Et maintenant, Marie Charrel nous amène en Europe centrale durant les années 1930, et à Hambourg en 2017, sur les traces de deux couples de danseurs pour le moins exceptionnels.
Un matin brumeux, à Hambourg, un photographe attend, son appareil photo prêt à saisir l’instant magique. Il est certain que pendant cette rencontre des grands de ce monde, un activiste posera un geste d’éclat contre le G20; il sera là pour fixer l’image qui lui permettra de faire fortune. À sa grande surprise, c’est un couple qui sort de l’ombre. La jeune femme claque des talons sur le bitume. Son partenaire émerge de la pénombre et la rejoint pour une chorégraphie envoûtante. Le photographe mitraille le couple de danseurs, saisit la magie de leurs corps en mouvement. Avant qu’ils ne disparaissent, il s’informe de leur identité. Le danseur lui répond qu’ils sont Imperio et Dolores. Les danseurs de l’aube venaient de naitre, drapés dans leur légende.

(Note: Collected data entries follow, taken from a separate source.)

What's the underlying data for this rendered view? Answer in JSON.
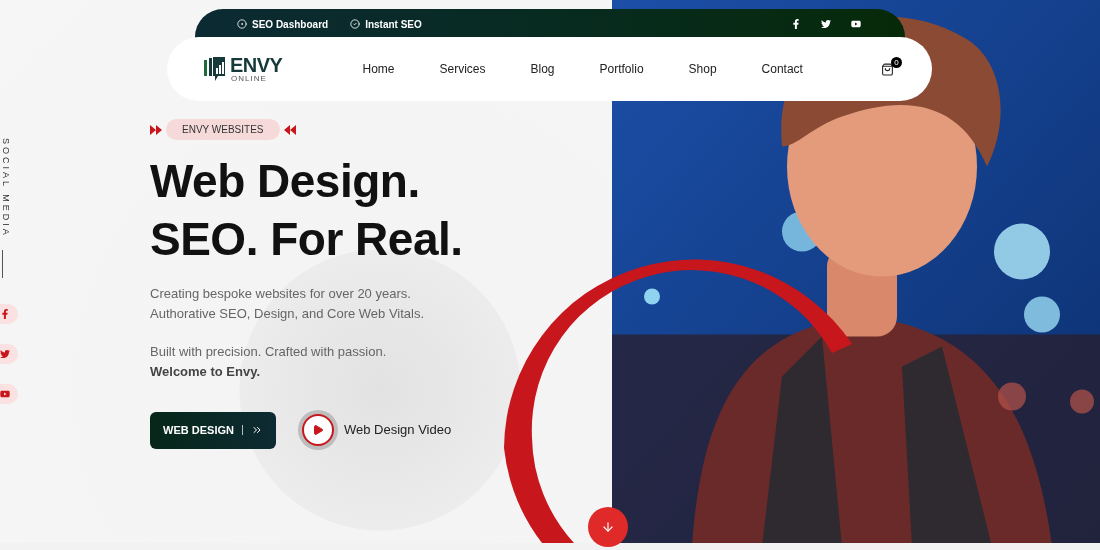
{
  "topbar": {
    "links": [
      {
        "label": "SEO Dashboard",
        "kind": "target"
      },
      {
        "label": "Instant SEO",
        "kind": "check"
      }
    ],
    "social": [
      {
        "kind": "facebook"
      },
      {
        "kind": "twitter"
      },
      {
        "kind": "youtube"
      }
    ]
  },
  "logo": {
    "name": "ENVY",
    "tagline": "ONLINE"
  },
  "nav": {
    "items": [
      "Home",
      "Services",
      "Blog",
      "Portfolio",
      "Shop",
      "Contact"
    ]
  },
  "cart": {
    "count": "0"
  },
  "social_sidebar": {
    "label": "SOCIAL MEDIA",
    "icons": [
      {
        "kind": "facebook"
      },
      {
        "kind": "twitter"
      },
      {
        "kind": "youtube"
      }
    ]
  },
  "hero": {
    "badge": "ENVY WEBSITES",
    "headline": [
      "Web Design.",
      "SEO. For Real."
    ],
    "intro": [
      "Creating bespoke websites for over 20 years.",
      "Authorative SEO, Design, and Core Web Vitals."
    ],
    "tagline": "Built with precision. Crafted with passion.",
    "welcome": "Welcome to Envy.",
    "primary_button": "WEB DESIGN",
    "video_link": "Web Design Video"
  }
}
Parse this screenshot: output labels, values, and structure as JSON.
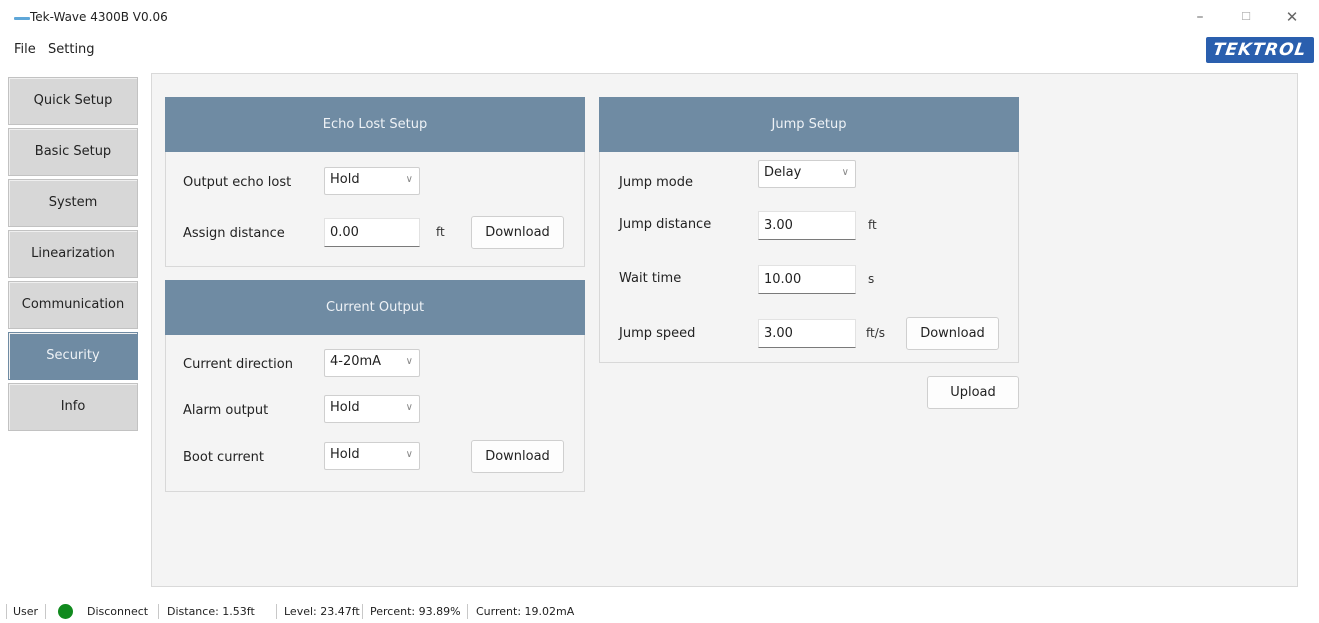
{
  "window": {
    "title": "Tek-Wave 4300B V0.06",
    "min": "–",
    "max": "☐",
    "close": "✕"
  },
  "menu": {
    "file": "File",
    "setting": "Setting"
  },
  "logo": "TEKTROL",
  "sidebar": {
    "items": [
      {
        "label": "Quick Setup"
      },
      {
        "label": "Basic Setup"
      },
      {
        "label": "System"
      },
      {
        "label": "Linearization"
      },
      {
        "label": "Communication"
      },
      {
        "label": "Security",
        "active": true
      },
      {
        "label": "Info"
      }
    ]
  },
  "echo_lost": {
    "title": "Echo Lost Setup",
    "output_label": "Output echo lost",
    "output_value": "Hold",
    "assign_label": "Assign distance",
    "assign_value": "0.00",
    "assign_unit": "ft",
    "download": "Download"
  },
  "current_output": {
    "title": "Current Output",
    "direction_label": "Current direction",
    "direction_value": "4-20mA",
    "alarm_label": "Alarm output",
    "alarm_value": "Hold",
    "boot_label": "Boot current",
    "boot_value": "Hold",
    "download": "Download"
  },
  "jump": {
    "title": "Jump Setup",
    "mode_label": "Jump mode",
    "mode_value": "Delay",
    "distance_label": "Jump distance",
    "distance_value": "3.00",
    "distance_unit": "ft",
    "wait_label": "Wait time",
    "wait_value": "10.00",
    "wait_unit": "s",
    "speed_label": "Jump speed",
    "speed_value": "3.00",
    "speed_unit": "ft/s",
    "download": "Download"
  },
  "upload": "Upload",
  "status": {
    "user": "User",
    "connection": "Disconnect",
    "connection_color": "#118a1e",
    "distance": "Distance:  1.53ft",
    "level": "Level:  23.47ft",
    "percent": "Percent:  93.89%",
    "current": "Current:  19.02mA"
  },
  "icons": {
    "dropdown": "chevron-down-icon"
  }
}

Ces deux jeunes viennent de se rencontrer. Lukas et Iva se sont trouvé une passion commune, la danse. Le flamenco. Craignant qu’Iva ne se dissipe comme cette brume matinale, Lukas l’envoûte en lui racontant l’histoire d’un frère et d’une sœur qui ont laissé leur marque sur les scènes européennes pendant les années 1930 et 1940. Le couple part donc à la recherche de ces jumeaux, danseurs exceptionnels au passé tourmenté.

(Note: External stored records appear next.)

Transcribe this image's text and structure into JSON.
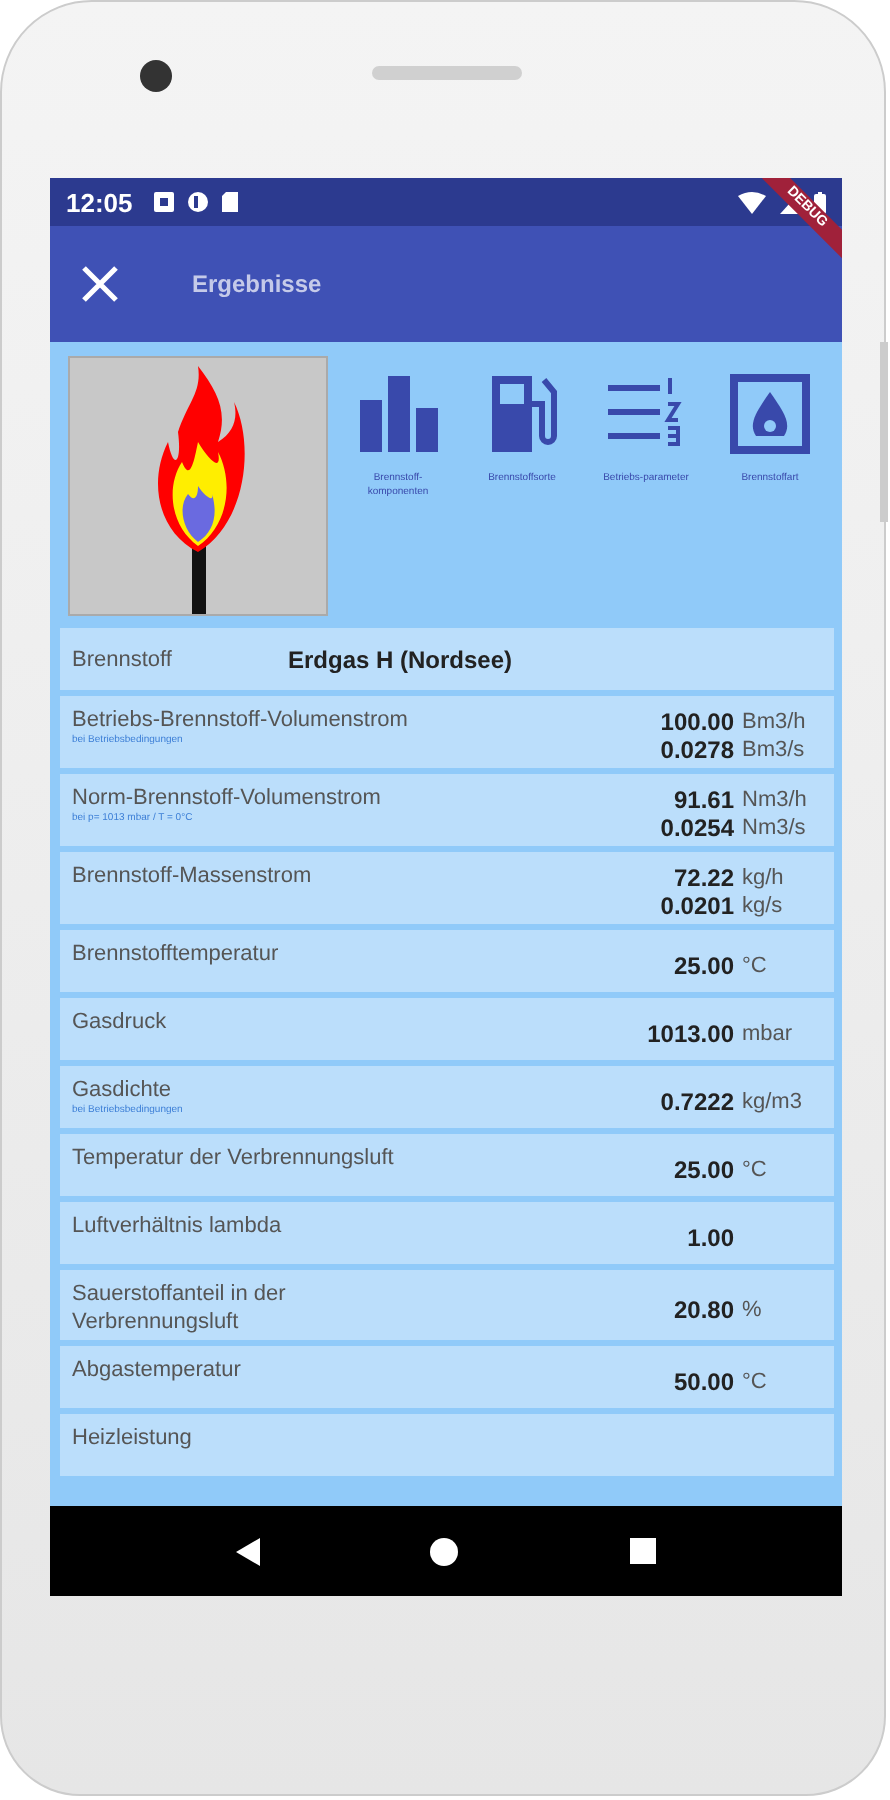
{
  "status_bar": {
    "time": "12:05",
    "debug_banner": "DEBUG"
  },
  "app_bar": {
    "title": "Ergebnisse"
  },
  "tiles": [
    {
      "kind": "bars",
      "label": "Brennstoff-komponenten"
    },
    {
      "kind": "pump",
      "label": "Brennstoffsorte"
    },
    {
      "kind": "list",
      "label": "Betriebs-parameter"
    },
    {
      "kind": "fireplace",
      "label": "Brennstoffart"
    }
  ],
  "fuel": {
    "label": "Brennstoff",
    "value": "Erdgas H (Nordsee)"
  },
  "results": [
    {
      "label": "Betriebs-Brennstoff-Volumenstrom",
      "note": "bei Betriebsbedingungen",
      "values": [
        {
          "value": "100.00",
          "unit": "Bm3/h"
        },
        {
          "value": "0.0278",
          "unit": "Bm3/s"
        }
      ]
    },
    {
      "label": "Norm-Brennstoff-Volumenstrom",
      "note": "bei p= 1013 mbar / T = 0°C",
      "values": [
        {
          "value": "91.61",
          "unit": "Nm3/h"
        },
        {
          "value": "0.0254",
          "unit": "Nm3/s"
        }
      ]
    },
    {
      "label": "Brennstoff-Massenstrom",
      "values": [
        {
          "value": "72.22",
          "unit": "kg/h"
        },
        {
          "value": "0.0201",
          "unit": "kg/s"
        }
      ]
    },
    {
      "label": "Brennstofftemperatur",
      "values": [
        {
          "value": "25.00",
          "unit": "°C"
        }
      ]
    },
    {
      "label": "Gasdruck",
      "values": [
        {
          "value": "1013.00",
          "unit": "mbar"
        }
      ]
    },
    {
      "label": "Gasdichte",
      "note": "bei Betriebsbedingungen",
      "values": [
        {
          "value": "0.7222",
          "unit": "kg/m3"
        }
      ]
    },
    {
      "label": "Temperatur der Verbrennungsluft",
      "values": [
        {
          "value": "25.00",
          "unit": "°C"
        }
      ]
    },
    {
      "label": "Luftverhältnis lambda",
      "values": [
        {
          "value": "1.00"
        }
      ]
    },
    {
      "label": "Sauerstoffanteil in der Verbrennungsluft",
      "values": [
        {
          "value": "20.80",
          "unit": "%"
        }
      ]
    },
    {
      "label": "Abgastemperatur",
      "values": [
        {
          "value": "50.00",
          "unit": "°C"
        }
      ]
    },
    {
      "label": "Heizleistung"
    }
  ]
}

Sylvin et Maria Rubinstein sont les enfants d’une danseuse d’opéra juive et d’un aristocrate russe. Chassés de leur Russie natale par la révolution bolchévique, après l’exécution de leur père, les deux enfants s’installent avec leur mère à Brody, une ville hongroise située près de Budapest. Inspirés par un groupe de romanichels, les jumeaux apprennent le flamenco et bientôt, ils surpassent leurs professeurs.

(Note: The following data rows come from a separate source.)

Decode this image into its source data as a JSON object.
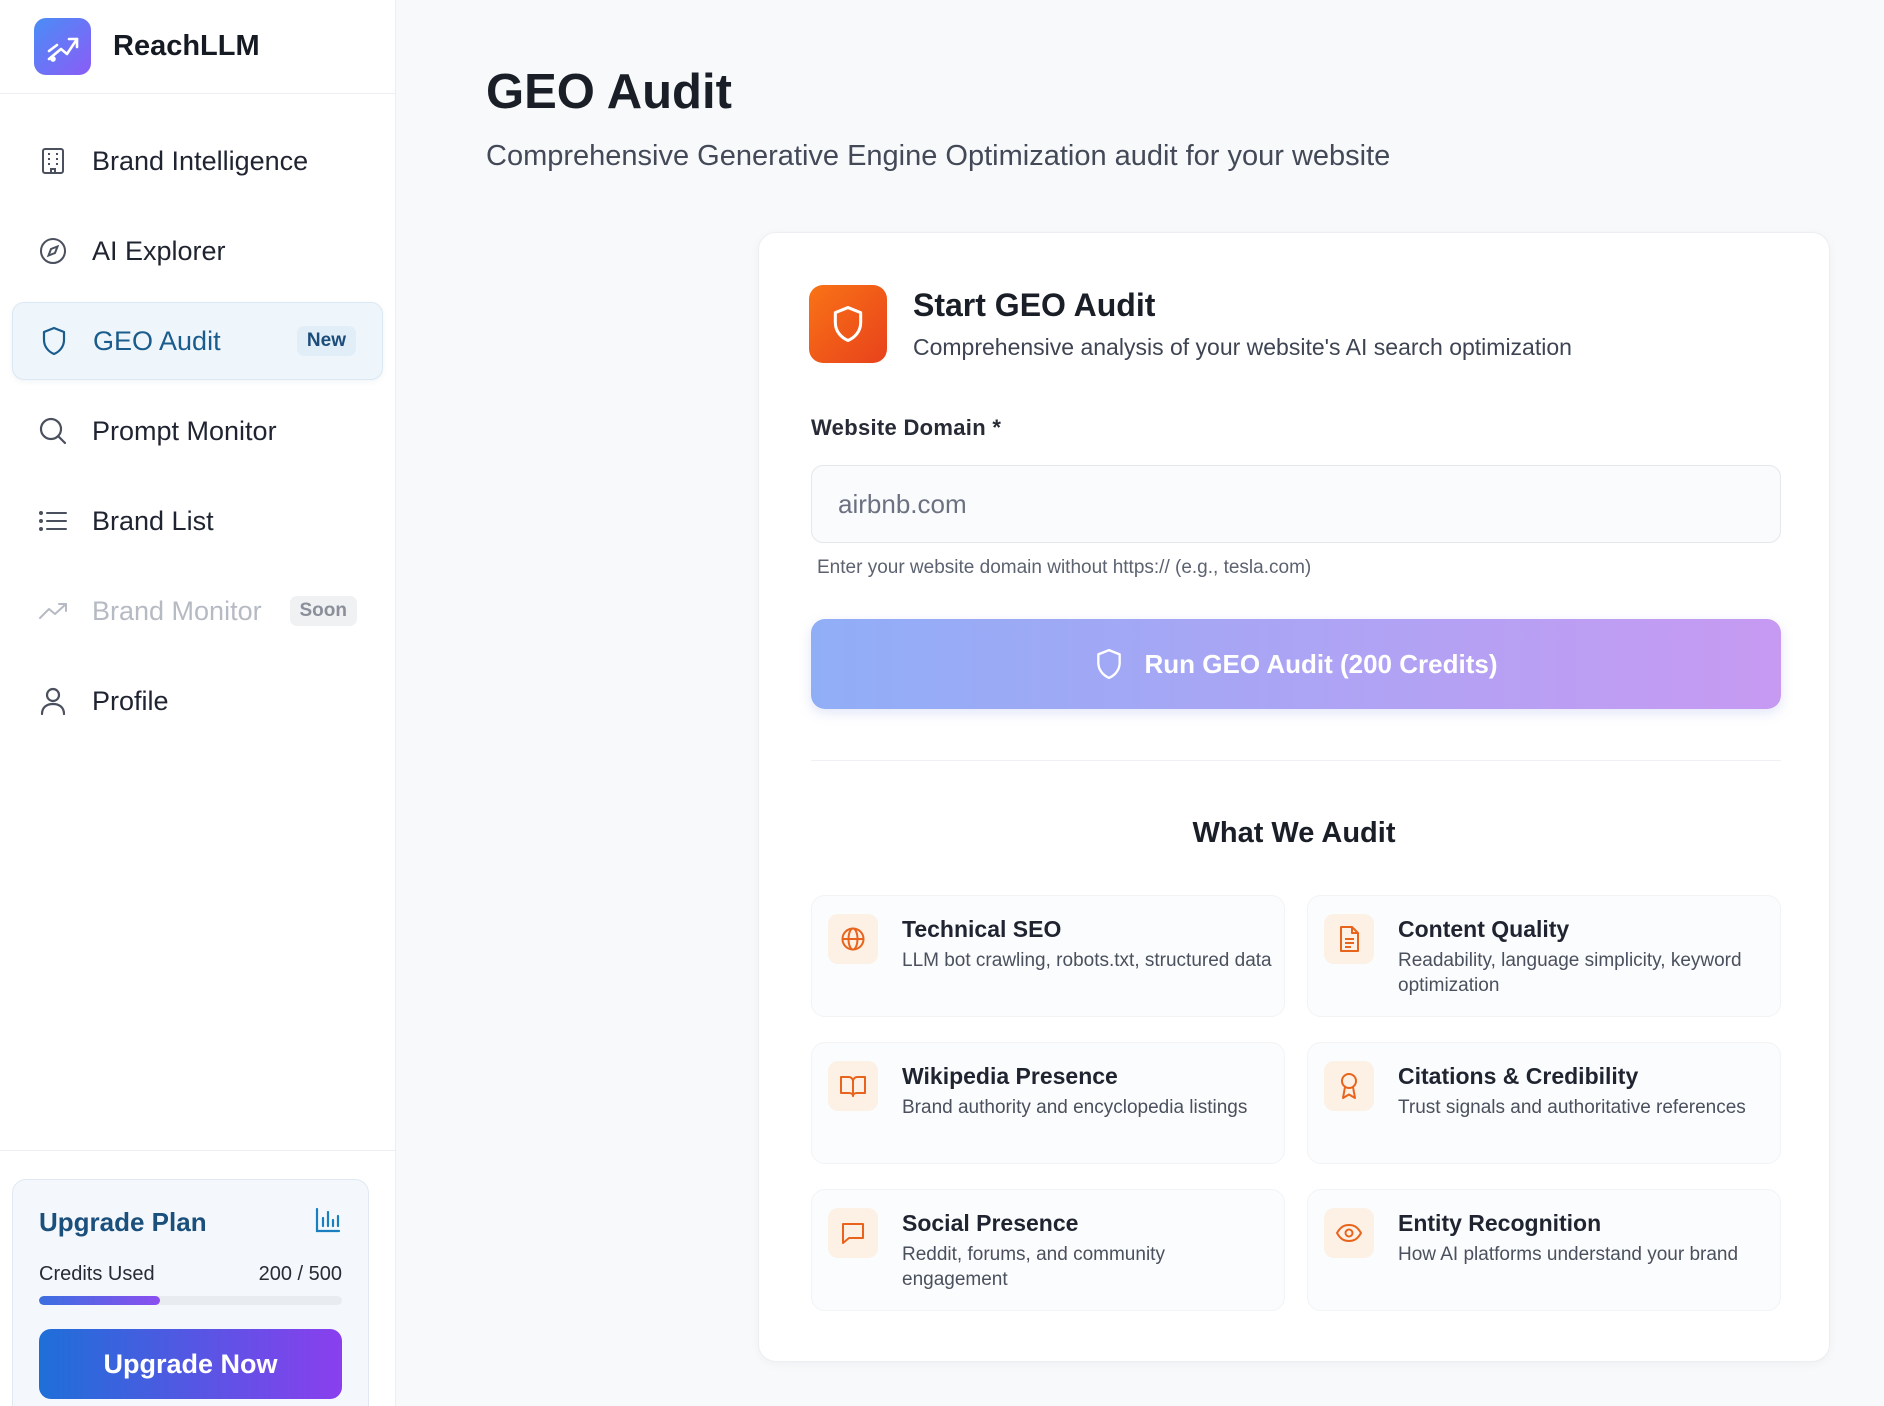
{
  "app": {
    "name": "ReachLLM"
  },
  "sidebar": {
    "items": [
      {
        "label": "Brand Intelligence",
        "icon": "building-icon"
      },
      {
        "label": "AI Explorer",
        "icon": "compass-icon"
      },
      {
        "label": "GEO Audit",
        "icon": "shield-icon",
        "badge": "New",
        "active": true
      },
      {
        "label": "Prompt Monitor",
        "icon": "search-icon"
      },
      {
        "label": "Brand List",
        "icon": "list-icon"
      },
      {
        "label": "Brand Monitor",
        "icon": "trend-icon",
        "badge": "Soon",
        "disabled": true
      },
      {
        "label": "Profile",
        "icon": "user-icon"
      }
    ],
    "upgrade": {
      "title": "Upgrade Plan",
      "credits_label": "Credits Used",
      "credits_value": "200 / 500",
      "credits_fraction": 0.4,
      "button_label": "Upgrade Now"
    }
  },
  "main": {
    "title": "GEO Audit",
    "subtitle": "Comprehensive Generative Engine Optimization audit for your website",
    "card": {
      "title": "Start GEO Audit",
      "subtitle": "Comprehensive analysis of your website's AI search optimization",
      "field_label": "Website Domain *",
      "input_placeholder": "airbnb.com",
      "hint": "Enter your website domain without https:// (e.g., tesla.com)",
      "run_button": "Run GEO Audit (200 Credits)",
      "section_title": "What We Audit",
      "audits": [
        {
          "title": "Technical SEO",
          "desc": "LLM bot crawling, robots.txt, structured data",
          "icon": "globe-icon"
        },
        {
          "title": "Content Quality",
          "desc": "Readability, language simplicity, keyword optimization",
          "icon": "document-icon"
        },
        {
          "title": "Wikipedia Presence",
          "desc": "Brand authority and encyclopedia listings",
          "icon": "book-icon"
        },
        {
          "title": "Citations & Credibility",
          "desc": "Trust signals and authoritative references",
          "icon": "award-icon"
        },
        {
          "title": "Social Presence",
          "desc": "Reddit, forums, and community engagement",
          "icon": "chat-icon"
        },
        {
          "title": "Entity Recognition",
          "desc": "How AI platforms understand your brand",
          "icon": "eye-icon"
        }
      ]
    }
  },
  "colors": {
    "accent": "#1a5c8c",
    "icon_orange": "#e8641c",
    "run_gradient_start": "#90aef6",
    "run_gradient_end": "#c79af2"
  }
}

Ils envoûtent les spectateurs sur toutes les scènes qu’ils habitent. Puis, en 1939, la guerre éclate et le couple est séparé. Sylvin ne reverra plus jamais sa jumelle Maria.
Dans un aller-retour passionnant entre le passé et le présent, la réalité et la fiction, Marie Charrel nous charme par ses mots, son écriture et son talent de romancière.
Transcendant les mouvements de danse et la beauté des corps qui expriment la passion, l’auteure met en perspective la force de l’humain contre l’intolérance, la haine, le rejet et l’exclusion. Ces quatre personnages, habités par le feu de l’art, sont en perpétuel combat pour mieux assumer ce qu’ils sont, leur identité, même sexuelle, et l’opposition entre la beauté de l’art et la violence des hommes. Sylvin Rubinstein prend même le chemin de la transformation physique en pénétrant l’esprit de sa sœur perdue pour la faire vivre… et revivre. Et surtout pour la venger de l’enfer nazi où elle a disparu.
Les danseurs de l’aube est un formidable roman sur le déchainement de la haine sur tout ce qui est différent; un roman historique avec un fort accent de réalité actuelle. L’histoire n’est pas racontée pour les seuls amateurs de danse et de flamenco. Cette histoire, c’est le récit d’une humanité où le laid côtoie le beau, et parfois même, pousse son délire à effacer le beau pour ne garder que le laid.
Laissons-nous alors transporter par le son de cette musique et le rythme des pas frappant le sol. Vivons ce duende, cinquième personnage de ce récit. Intangible, ensorcelant, ce moment de grâce tant convoité par les danseurs où l’art transcende la vie, où la transe de l’artiste enveloppe le spectateur pour créer cet envoûtement bien particulier, né dans l’esprit des artistes hispanophones. Immergez-vous dans la page couverture de ce roman! Vous ressentirez la passion des danseurs, l’expression des corps et la passion des gestes.
C’est ce que vous vivrez en lisant Les danseurs de l’aube, un roman passionnant, superbement écrit, où la passion se transforme en de grandes émotions.
Bonne lecture!
Les danseurs de l’aube, Marie Charrel. Les Éditions de l’Observatoire. 2021. 253 pages.